Second, by comparing Scripturesfrom various places in order to shed light from familiar passages on those that are less familiar (1 Cor. 2.12, 13). Theologians call this the “analogy of Scripture.”
Third, by checking our understandings against the teaching of the Churchdown through the ages – staying within the grand tradition of interpretation that believers in all places and times have held to be true (2 Thess. 2.15). This is called the “analogy of faith.”

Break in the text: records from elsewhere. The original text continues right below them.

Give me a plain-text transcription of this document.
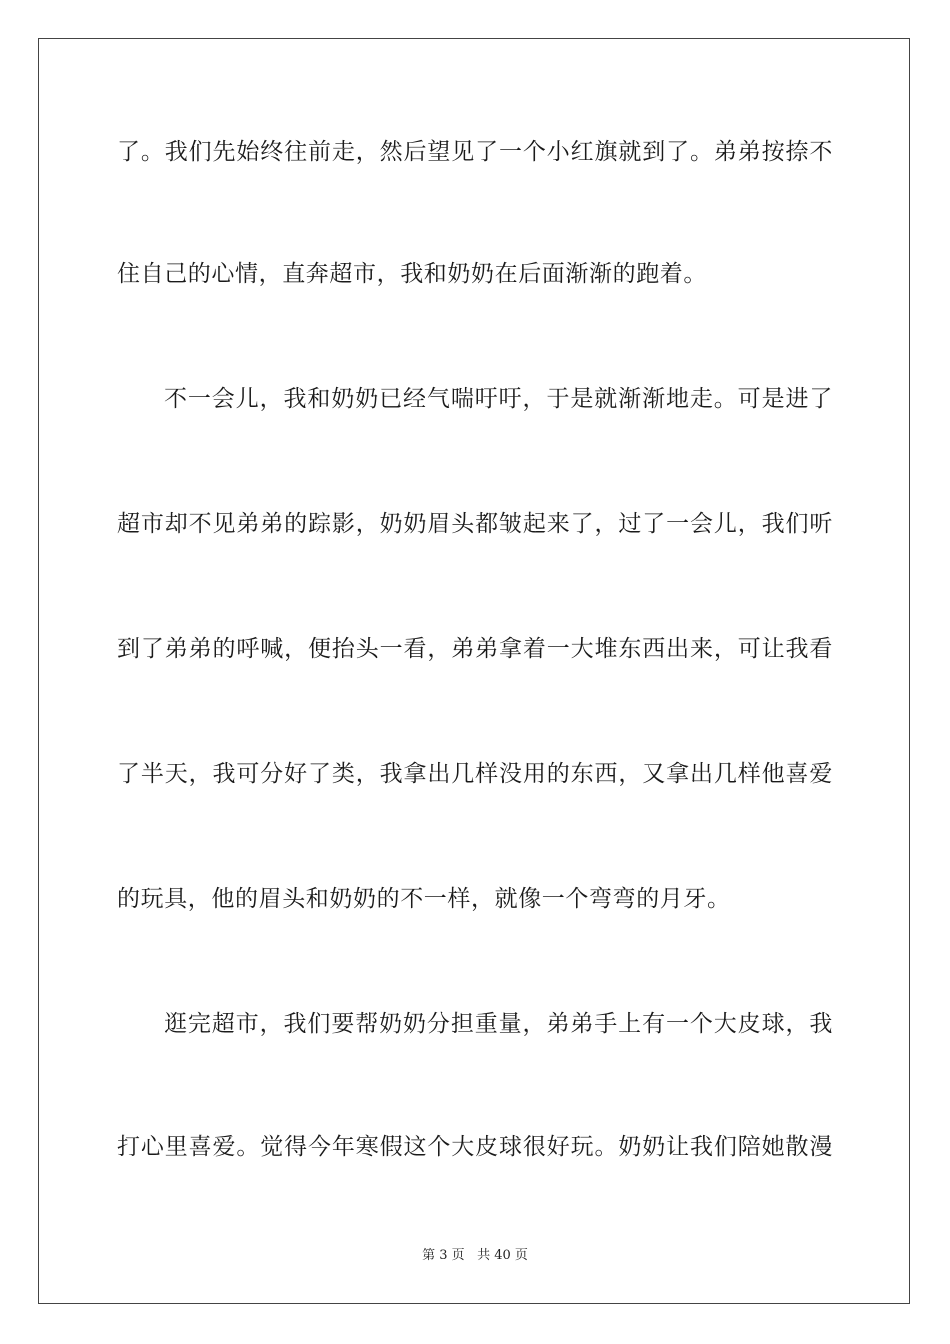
了。我们先始终往前走，然后望见了一个小红旗就到了。弟弟按捺不
住自己的心情，直奔超市，我和奶奶在后面渐渐的跑着。
不一会儿，我和奶奶已经气喘吁吁，于是就渐渐地走。可是进了
超市却不见弟弟的踪影，奶奶眉头都皱起来了，过了一会儿，我们听
到了弟弟的呼喊，便抬头一看，弟弟拿着一大堆东西出来，可让我看
了半天，我可分好了类，我拿出几样没用的东西，又拿出几样他喜爱
的玩具，他的眉头和奶奶的不一样，就像一个弯弯的月牙。
逛完超市，我们要帮奶奶分担重量，弟弟手上有一个大皮球，我
打心里喜爱。觉得今年寒假这个大皮球很好玩。奶奶让我们陪她散漫
第 3 页 共 40 页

In our day, the resources of earlier generations of believers are more readily available to all Christians than in any previous era. The Spirit Who moved men to write the Scriptures also enables them to understand them, and He has not changed.
The Structure:We need to be good students of God’s Word. There’s just no way around this. Seek the Lord to give you the attitude of Jeremiah or Job concerning His Word: “Your words were found, and I ate them, and your words became to me a joy and the delight of my heart…” (Jer. 15.16 ESV); “I have treasured the words of his mouth more than my portion of food” (Job 23.12 ESV). When we hunger for God’s Word, we will make the time and learn the skills necessary for understanding it as we should. Then we’ll be able to “pay attention” to and allow it to light our paths more effectively day by day.
Would you describe yourself as “hungry” for the Word of God? How do you measure that?